Namun kali ini, ketika ia telah berusaha untuk meraih nurse call bel, yang datang cuman perawat bernama Kana. Si teman dokter Syifa.
Dan semangat Zulkarnain pagi itu langsung menghilang, matanya menyenduh tanpa Kana sadari ketika perawat berjilbab itu menyeletuk.
"Ah, Pak. Maaf ya. Kata dokter Syifa, hari ini dia tidak bisa mengecek bapak. Dia pergi ke luar kota sebentar. Nanti dokter Linda yang gantiin dokter Syifa hari ini sama lusa."

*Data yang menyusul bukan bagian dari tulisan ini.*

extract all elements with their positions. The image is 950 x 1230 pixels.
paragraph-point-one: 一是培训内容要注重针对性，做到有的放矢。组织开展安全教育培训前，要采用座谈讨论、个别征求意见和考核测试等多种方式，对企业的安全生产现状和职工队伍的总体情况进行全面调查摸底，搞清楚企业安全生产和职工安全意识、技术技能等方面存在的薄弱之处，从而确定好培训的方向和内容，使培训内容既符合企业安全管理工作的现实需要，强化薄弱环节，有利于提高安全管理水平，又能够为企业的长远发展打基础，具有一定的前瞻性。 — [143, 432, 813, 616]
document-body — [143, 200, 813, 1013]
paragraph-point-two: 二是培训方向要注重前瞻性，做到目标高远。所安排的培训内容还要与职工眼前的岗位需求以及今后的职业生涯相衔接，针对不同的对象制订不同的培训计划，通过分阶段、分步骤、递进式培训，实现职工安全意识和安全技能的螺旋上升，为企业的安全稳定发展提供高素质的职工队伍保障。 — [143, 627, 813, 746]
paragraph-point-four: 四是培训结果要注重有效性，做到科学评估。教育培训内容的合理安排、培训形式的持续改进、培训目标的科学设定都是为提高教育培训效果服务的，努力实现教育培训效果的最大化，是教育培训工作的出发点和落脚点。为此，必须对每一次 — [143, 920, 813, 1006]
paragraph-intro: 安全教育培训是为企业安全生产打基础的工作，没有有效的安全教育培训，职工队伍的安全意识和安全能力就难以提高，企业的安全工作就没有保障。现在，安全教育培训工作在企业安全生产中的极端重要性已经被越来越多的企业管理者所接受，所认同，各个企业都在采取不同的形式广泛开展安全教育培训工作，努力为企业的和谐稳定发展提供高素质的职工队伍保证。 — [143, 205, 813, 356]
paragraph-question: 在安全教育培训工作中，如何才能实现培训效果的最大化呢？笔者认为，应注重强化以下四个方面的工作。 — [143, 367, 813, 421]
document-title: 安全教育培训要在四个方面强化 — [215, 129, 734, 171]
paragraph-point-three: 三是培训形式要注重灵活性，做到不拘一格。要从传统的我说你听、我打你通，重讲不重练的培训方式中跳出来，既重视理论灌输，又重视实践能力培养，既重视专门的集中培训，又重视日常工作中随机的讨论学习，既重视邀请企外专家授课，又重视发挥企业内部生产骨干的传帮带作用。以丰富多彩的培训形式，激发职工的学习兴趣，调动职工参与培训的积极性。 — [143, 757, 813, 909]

Zulkarnain berusaha terlihat biasa saja, walaupun jauh dalam hatinya ia sudah retak. "Kalau boleh tahu ngapain ya, sus?"
"Ngisi seminar Pak."
"Jadi mentoring maksud kamu?"
Syifa mengangguk sambil mencatat data pasien seperti biasanya. "Iya, Pak. Tiap bulan emang dokter Syifa sering diundang ke seminar-seminar gitu loh, bareng dokter Fahri," jelas Syifa, seperti biasa selalu bersemangat menceritakan temannya itu.
"Oh ya?"
"Iya, Pak! Terus Pak, dokter Fahri selalu nemani dokter Syifa. Padahal dokter ganteng itu ada jadwal padat, tapi dia selalu menyisihkan waktu untuk dokter Syifa. Uuuuh romantis banget, satu rumah sakit udah tahu dokter Fahri suka sama dokter Syifa. Beruntung ya jadi dokter Syifa, Pak? Aku kapan digituin huh," ucap Kana berakhir dramatis. Sedangkan Zulkarnain hanya meringis melihat kelakuan absurd dari teman Syifa ini.
Padahal, hatinya sudah lebih patah dari sebelumnya.